Bazen bir çocuk gibi inandım, bazen bir yetişkin gibi hayal kırıklığı yaşadım.
Güvendim, kaybettim, sevdim, vazgeçtim.
Ve her bir duyguyu içimde büyütürken, bir kısmımı eksilttim.
Bazı günler gözyaşım kendine bile anlatamadıklarım oldu.
Bazı günler, kendi sessizliğime bile tahammül edemedim.
Bir insana değil sadece, hayata küstüm zaman zaman.
Çünkü bazen hayal kırıklığı bir kişiden değil, tüm evrenden gelir.
Kalbimde güzellik de vardı, çirkinlik de.
İçimde iyilikle birlikte hırs, umutla birlikte korku büyüdü.
Ve en çok da, her şeye rağmen hâlâ bir şeyleri sevebilme ihtimali yordu beni.
Gözyaşı bazen rahatlatmaz.
Çünkü her gözyaşı bir cevap değildir; bazıları sadece iç sesin isyanıdır.

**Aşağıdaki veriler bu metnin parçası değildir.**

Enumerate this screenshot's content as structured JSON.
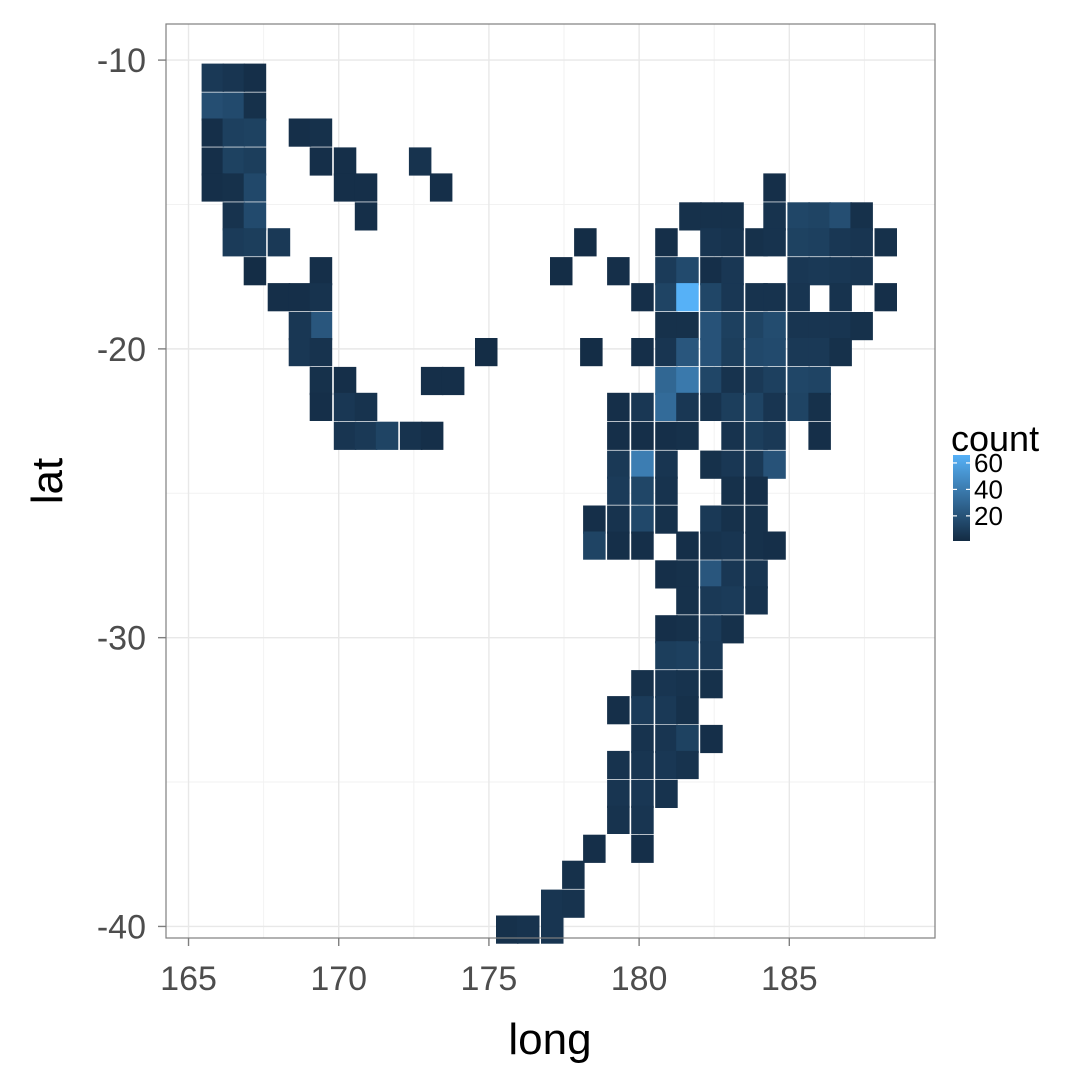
{
  "chart_data": {
    "type": "heatmap",
    "title": "",
    "xlabel": "long",
    "ylabel": "lat",
    "xlim": [
      164.25,
      189.85
    ],
    "ylim": [
      -40.4,
      -8.75
    ],
    "x_ticks": [
      165,
      170,
      175,
      180,
      185
    ],
    "y_ticks": [
      -10,
      -20,
      -30,
      -40
    ],
    "x_tick_labels": [
      "165",
      "170",
      "175",
      "180",
      "185"
    ],
    "y_tick_labels": [
      "-10",
      "-20",
      "-30",
      "-40"
    ],
    "grid": true,
    "bin_width": 0.73,
    "bin_height": 0.955,
    "legend": {
      "title": "count",
      "position": "right",
      "ticks": [
        20,
        40,
        60
      ],
      "tick_labels": [
        "20",
        "40",
        "60"
      ],
      "min": 1,
      "max": 66,
      "low_color": "#132B43",
      "high_color": "#56B1F7"
    },
    "cells": [
      {
        "x": 165.8,
        "y": -10.6,
        "count": 8
      },
      {
        "x": 166.5,
        "y": -10.6,
        "count": 6
      },
      {
        "x": 167.2,
        "y": -10.6,
        "count": 3
      },
      {
        "x": 165.8,
        "y": -11.6,
        "count": 18
      },
      {
        "x": 166.5,
        "y": -11.6,
        "count": 16
      },
      {
        "x": 167.2,
        "y": -11.6,
        "count": 4
      },
      {
        "x": 165.8,
        "y": -12.5,
        "count": 3
      },
      {
        "x": 166.5,
        "y": -12.5,
        "count": 11
      },
      {
        "x": 167.2,
        "y": -12.5,
        "count": 12
      },
      {
        "x": 168.7,
        "y": -12.5,
        "count": 3
      },
      {
        "x": 169.4,
        "y": -12.5,
        "count": 4
      },
      {
        "x": 165.8,
        "y": -13.5,
        "count": 3
      },
      {
        "x": 166.5,
        "y": -13.5,
        "count": 12
      },
      {
        "x": 167.2,
        "y": -13.5,
        "count": 10
      },
      {
        "x": 169.4,
        "y": -13.5,
        "count": 3
      },
      {
        "x": 170.2,
        "y": -13.5,
        "count": 3
      },
      {
        "x": 172.7,
        "y": -13.5,
        "count": 5
      },
      {
        "x": 165.8,
        "y": -14.4,
        "count": 3
      },
      {
        "x": 166.5,
        "y": -14.4,
        "count": 4
      },
      {
        "x": 167.2,
        "y": -14.4,
        "count": 15
      },
      {
        "x": 170.2,
        "y": -14.4,
        "count": 3
      },
      {
        "x": 170.9,
        "y": -14.4,
        "count": 3
      },
      {
        "x": 173.4,
        "y": -14.4,
        "count": 3
      },
      {
        "x": 166.5,
        "y": -15.4,
        "count": 5
      },
      {
        "x": 167.2,
        "y": -15.4,
        "count": 16
      },
      {
        "x": 170.9,
        "y": -15.4,
        "count": 3
      },
      {
        "x": 166.5,
        "y": -16.3,
        "count": 9
      },
      {
        "x": 167.2,
        "y": -16.3,
        "count": 10
      },
      {
        "x": 168.0,
        "y": -16.3,
        "count": 8
      },
      {
        "x": 167.2,
        "y": -17.3,
        "count": 2
      },
      {
        "x": 169.4,
        "y": -17.3,
        "count": 3
      },
      {
        "x": 168.0,
        "y": -18.2,
        "count": 3
      },
      {
        "x": 168.7,
        "y": -18.2,
        "count": 3
      },
      {
        "x": 169.4,
        "y": -18.2,
        "count": 5
      },
      {
        "x": 169.4,
        "y": -19.2,
        "count": 22
      },
      {
        "x": 168.7,
        "y": -19.2,
        "count": 7
      },
      {
        "x": 168.7,
        "y": -20.1,
        "count": 7
      },
      {
        "x": 169.4,
        "y": -20.1,
        "count": 5
      },
      {
        "x": 169.4,
        "y": -21.1,
        "count": 4
      },
      {
        "x": 170.2,
        "y": -21.1,
        "count": 3
      },
      {
        "x": 169.4,
        "y": -22.0,
        "count": 3
      },
      {
        "x": 170.2,
        "y": -22.0,
        "count": 7
      },
      {
        "x": 170.9,
        "y": -22.0,
        "count": 5
      },
      {
        "x": 170.2,
        "y": -23.0,
        "count": 6
      },
      {
        "x": 170.9,
        "y": -23.0,
        "count": 8
      },
      {
        "x": 171.6,
        "y": -23.0,
        "count": 13
      },
      {
        "x": 172.4,
        "y": -23.0,
        "count": 5
      },
      {
        "x": 173.1,
        "y": -23.0,
        "count": 3
      },
      {
        "x": 173.1,
        "y": -21.1,
        "count": 3
      },
      {
        "x": 173.8,
        "y": -21.1,
        "count": 3
      },
      {
        "x": 174.9,
        "y": -20.1,
        "count": 2
      },
      {
        "x": 178.2,
        "y": -16.3,
        "count": 2
      },
      {
        "x": 177.4,
        "y": -17.3,
        "count": 2
      },
      {
        "x": 179.3,
        "y": -17.3,
        "count": 3
      },
      {
        "x": 178.4,
        "y": -20.1,
        "count": 2
      },
      {
        "x": 184.5,
        "y": -14.4,
        "count": 3
      },
      {
        "x": 181.7,
        "y": -15.4,
        "count": 4
      },
      {
        "x": 182.4,
        "y": -15.4,
        "count": 4
      },
      {
        "x": 183.1,
        "y": -15.4,
        "count": 4
      },
      {
        "x": 184.5,
        "y": -15.4,
        "count": 5
      },
      {
        "x": 185.3,
        "y": -15.4,
        "count": 14
      },
      {
        "x": 186.0,
        "y": -15.4,
        "count": 13
      },
      {
        "x": 186.7,
        "y": -15.4,
        "count": 18
      },
      {
        "x": 187.4,
        "y": -15.4,
        "count": 4
      },
      {
        "x": 180.9,
        "y": -16.3,
        "count": 3
      },
      {
        "x": 182.4,
        "y": -16.3,
        "count": 6
      },
      {
        "x": 183.1,
        "y": -16.3,
        "count": 5
      },
      {
        "x": 183.9,
        "y": -16.3,
        "count": 4
      },
      {
        "x": 184.5,
        "y": -16.3,
        "count": 5
      },
      {
        "x": 185.3,
        "y": -16.3,
        "count": 12
      },
      {
        "x": 186.0,
        "y": -16.3,
        "count": 11
      },
      {
        "x": 186.7,
        "y": -16.3,
        "count": 7
      },
      {
        "x": 187.4,
        "y": -16.3,
        "count": 6
      },
      {
        "x": 188.2,
        "y": -16.3,
        "count": 4
      },
      {
        "x": 180.9,
        "y": -17.3,
        "count": 9
      },
      {
        "x": 181.6,
        "y": -17.3,
        "count": 16
      },
      {
        "x": 182.4,
        "y": -17.3,
        "count": 3
      },
      {
        "x": 183.1,
        "y": -17.3,
        "count": 7
      },
      {
        "x": 185.3,
        "y": -17.3,
        "count": 7
      },
      {
        "x": 186.0,
        "y": -17.3,
        "count": 8
      },
      {
        "x": 186.7,
        "y": -17.3,
        "count": 7
      },
      {
        "x": 187.4,
        "y": -17.3,
        "count": 6
      },
      {
        "x": 180.1,
        "y": -18.2,
        "count": 3
      },
      {
        "x": 180.9,
        "y": -18.2,
        "count": 13
      },
      {
        "x": 181.6,
        "y": -18.2,
        "count": 66
      },
      {
        "x": 182.4,
        "y": -18.2,
        "count": 14
      },
      {
        "x": 183.1,
        "y": -18.2,
        "count": 7
      },
      {
        "x": 183.9,
        "y": -18.2,
        "count": 5
      },
      {
        "x": 184.5,
        "y": -18.2,
        "count": 5
      },
      {
        "x": 185.3,
        "y": -18.2,
        "count": 6
      },
      {
        "x": 186.7,
        "y": -18.2,
        "count": 5
      },
      {
        "x": 188.2,
        "y": -18.2,
        "count": 3
      },
      {
        "x": 180.9,
        "y": -19.2,
        "count": 4
      },
      {
        "x": 181.6,
        "y": -19.2,
        "count": 4
      },
      {
        "x": 182.4,
        "y": -19.2,
        "count": 20
      },
      {
        "x": 183.1,
        "y": -19.2,
        "count": 11
      },
      {
        "x": 183.9,
        "y": -19.2,
        "count": 13
      },
      {
        "x": 184.5,
        "y": -19.2,
        "count": 17
      },
      {
        "x": 185.3,
        "y": -19.2,
        "count": 6
      },
      {
        "x": 186.0,
        "y": -19.2,
        "count": 6
      },
      {
        "x": 186.7,
        "y": -19.2,
        "count": 6
      },
      {
        "x": 187.4,
        "y": -19.2,
        "count": 4
      },
      {
        "x": 180.1,
        "y": -20.1,
        "count": 3
      },
      {
        "x": 180.9,
        "y": -20.1,
        "count": 6
      },
      {
        "x": 181.6,
        "y": -20.1,
        "count": 22
      },
      {
        "x": 182.4,
        "y": -20.1,
        "count": 20
      },
      {
        "x": 183.1,
        "y": -20.1,
        "count": 10
      },
      {
        "x": 183.9,
        "y": -20.1,
        "count": 15
      },
      {
        "x": 184.5,
        "y": -20.1,
        "count": 16
      },
      {
        "x": 185.3,
        "y": -20.1,
        "count": 8
      },
      {
        "x": 186.0,
        "y": -20.1,
        "count": 8
      },
      {
        "x": 186.7,
        "y": -20.1,
        "count": 4
      },
      {
        "x": 180.9,
        "y": -21.1,
        "count": 30
      },
      {
        "x": 181.6,
        "y": -21.1,
        "count": 39
      },
      {
        "x": 182.4,
        "y": -21.1,
        "count": 14
      },
      {
        "x": 183.1,
        "y": -21.1,
        "count": 5
      },
      {
        "x": 183.9,
        "y": -21.1,
        "count": 8
      },
      {
        "x": 184.5,
        "y": -21.1,
        "count": 11
      },
      {
        "x": 185.3,
        "y": -21.1,
        "count": 14
      },
      {
        "x": 186.0,
        "y": -21.1,
        "count": 13
      },
      {
        "x": 179.3,
        "y": -22.0,
        "count": 3
      },
      {
        "x": 180.1,
        "y": -22.0,
        "count": 7
      },
      {
        "x": 180.9,
        "y": -22.0,
        "count": 32
      },
      {
        "x": 181.6,
        "y": -22.0,
        "count": 7
      },
      {
        "x": 182.4,
        "y": -22.0,
        "count": 5
      },
      {
        "x": 183.1,
        "y": -22.0,
        "count": 10
      },
      {
        "x": 183.9,
        "y": -22.0,
        "count": 13
      },
      {
        "x": 184.5,
        "y": -22.0,
        "count": 6
      },
      {
        "x": 185.3,
        "y": -22.0,
        "count": 13
      },
      {
        "x": 186.0,
        "y": -22.0,
        "count": 4
      },
      {
        "x": 179.3,
        "y": -23.0,
        "count": 3
      },
      {
        "x": 180.1,
        "y": -23.0,
        "count": 3
      },
      {
        "x": 180.9,
        "y": -23.0,
        "count": 3
      },
      {
        "x": 181.6,
        "y": -23.0,
        "count": 4
      },
      {
        "x": 183.1,
        "y": -23.0,
        "count": 5
      },
      {
        "x": 183.9,
        "y": -23.0,
        "count": 10
      },
      {
        "x": 184.5,
        "y": -23.0,
        "count": 8
      },
      {
        "x": 186.0,
        "y": -23.0,
        "count": 3
      },
      {
        "x": 179.3,
        "y": -24.0,
        "count": 8
      },
      {
        "x": 180.1,
        "y": -24.0,
        "count": 41
      },
      {
        "x": 180.9,
        "y": -24.0,
        "count": 6
      },
      {
        "x": 182.4,
        "y": -24.0,
        "count": 4
      },
      {
        "x": 183.1,
        "y": -24.0,
        "count": 7
      },
      {
        "x": 183.9,
        "y": -24.0,
        "count": 8
      },
      {
        "x": 184.5,
        "y": -24.0,
        "count": 20
      },
      {
        "x": 179.3,
        "y": -24.9,
        "count": 9
      },
      {
        "x": 180.1,
        "y": -24.9,
        "count": 14
      },
      {
        "x": 180.9,
        "y": -24.9,
        "count": 5
      },
      {
        "x": 183.1,
        "y": -24.9,
        "count": 4
      },
      {
        "x": 183.9,
        "y": -24.9,
        "count": 3
      },
      {
        "x": 178.5,
        "y": -25.9,
        "count": 3
      },
      {
        "x": 179.3,
        "y": -25.9,
        "count": 5
      },
      {
        "x": 180.1,
        "y": -25.9,
        "count": 15
      },
      {
        "x": 180.9,
        "y": -25.9,
        "count": 4
      },
      {
        "x": 182.4,
        "y": -25.9,
        "count": 8
      },
      {
        "x": 183.1,
        "y": -25.9,
        "count": 4
      },
      {
        "x": 183.9,
        "y": -25.9,
        "count": 4
      },
      {
        "x": 178.5,
        "y": -26.8,
        "count": 13
      },
      {
        "x": 179.3,
        "y": -26.8,
        "count": 3
      },
      {
        "x": 180.1,
        "y": -26.8,
        "count": 3
      },
      {
        "x": 181.6,
        "y": -26.8,
        "count": 3
      },
      {
        "x": 182.4,
        "y": -26.8,
        "count": 5
      },
      {
        "x": 183.1,
        "y": -26.8,
        "count": 6
      },
      {
        "x": 183.9,
        "y": -26.8,
        "count": 4
      },
      {
        "x": 184.5,
        "y": -26.8,
        "count": 3
      },
      {
        "x": 180.9,
        "y": -27.8,
        "count": 3
      },
      {
        "x": 181.6,
        "y": -27.8,
        "count": 4
      },
      {
        "x": 182.4,
        "y": -27.8,
        "count": 22
      },
      {
        "x": 183.1,
        "y": -27.8,
        "count": 7
      },
      {
        "x": 183.9,
        "y": -27.8,
        "count": 6
      },
      {
        "x": 181.6,
        "y": -28.7,
        "count": 4
      },
      {
        "x": 182.4,
        "y": -28.7,
        "count": 8
      },
      {
        "x": 183.1,
        "y": -28.7,
        "count": 9
      },
      {
        "x": 183.9,
        "y": -28.7,
        "count": 5
      },
      {
        "x": 180.9,
        "y": -29.7,
        "count": 3
      },
      {
        "x": 181.6,
        "y": -29.7,
        "count": 4
      },
      {
        "x": 182.4,
        "y": -29.7,
        "count": 9
      },
      {
        "x": 183.1,
        "y": -29.7,
        "count": 4
      },
      {
        "x": 180.9,
        "y": -30.6,
        "count": 10
      },
      {
        "x": 181.6,
        "y": -30.6,
        "count": 11
      },
      {
        "x": 182.4,
        "y": -30.6,
        "count": 8
      },
      {
        "x": 180.1,
        "y": -31.6,
        "count": 4
      },
      {
        "x": 180.9,
        "y": -31.6,
        "count": 6
      },
      {
        "x": 181.6,
        "y": -31.6,
        "count": 5
      },
      {
        "x": 182.4,
        "y": -31.6,
        "count": 4
      },
      {
        "x": 179.3,
        "y": -32.5,
        "count": 3
      },
      {
        "x": 180.1,
        "y": -32.5,
        "count": 9
      },
      {
        "x": 180.9,
        "y": -32.5,
        "count": 8
      },
      {
        "x": 181.6,
        "y": -32.5,
        "count": 4
      },
      {
        "x": 180.1,
        "y": -33.5,
        "count": 5
      },
      {
        "x": 180.9,
        "y": -33.5,
        "count": 6
      },
      {
        "x": 181.6,
        "y": -33.5,
        "count": 12
      },
      {
        "x": 182.4,
        "y": -33.5,
        "count": 3
      },
      {
        "x": 179.3,
        "y": -34.4,
        "count": 5
      },
      {
        "x": 180.1,
        "y": -34.4,
        "count": 6
      },
      {
        "x": 180.9,
        "y": -34.4,
        "count": 7
      },
      {
        "x": 181.6,
        "y": -34.4,
        "count": 5
      },
      {
        "x": 179.3,
        "y": -35.4,
        "count": 6
      },
      {
        "x": 180.1,
        "y": -35.4,
        "count": 7
      },
      {
        "x": 180.9,
        "y": -35.4,
        "count": 5
      },
      {
        "x": 179.3,
        "y": -36.3,
        "count": 5
      },
      {
        "x": 180.1,
        "y": -36.3,
        "count": 6
      },
      {
        "x": 178.5,
        "y": -37.3,
        "count": 3
      },
      {
        "x": 180.1,
        "y": -37.3,
        "count": 3
      },
      {
        "x": 177.8,
        "y": -38.2,
        "count": 4
      },
      {
        "x": 177.1,
        "y": -39.2,
        "count": 6
      },
      {
        "x": 177.8,
        "y": -39.2,
        "count": 5
      },
      {
        "x": 175.6,
        "y": -40.1,
        "count": 4
      },
      {
        "x": 176.3,
        "y": -40.1,
        "count": 5
      },
      {
        "x": 177.1,
        "y": -40.1,
        "count": 6
      }
    ]
  }
}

Ve ben çok kere içimden gelen o sesi susturmaya çalıştım.
Ama her susuşumda biraz daha yok oldum.
İnsan bazen güçlü olmak zorunda kalır.
İstemese de…
Ve bu, en büyük kırılmadır aslında.
Kendime yalanlar söyledim.
“İyiyim” dedim, değildim.
“Geçer” dedim, geçmedi.
“Unuturum” dedim, unutmadan yaşadım.
Şimdi sadece sessizim.
Ama bu sessizlik, kabulleniş değil.
Bu; içimde büyüyen ama anlatılamayan duyguların mezarlığı.
Ben içimde biten her şeyin yasını tutuyorum.
Kimseden çalmadan, kimseye yük olmadan…
Sadece kendimle, sessizce, derin derin.
Ve belki bir gün biri gerçekten sorarsa nasıl olduğumu,
Uzun uzun susarak anlatırım her şeyi.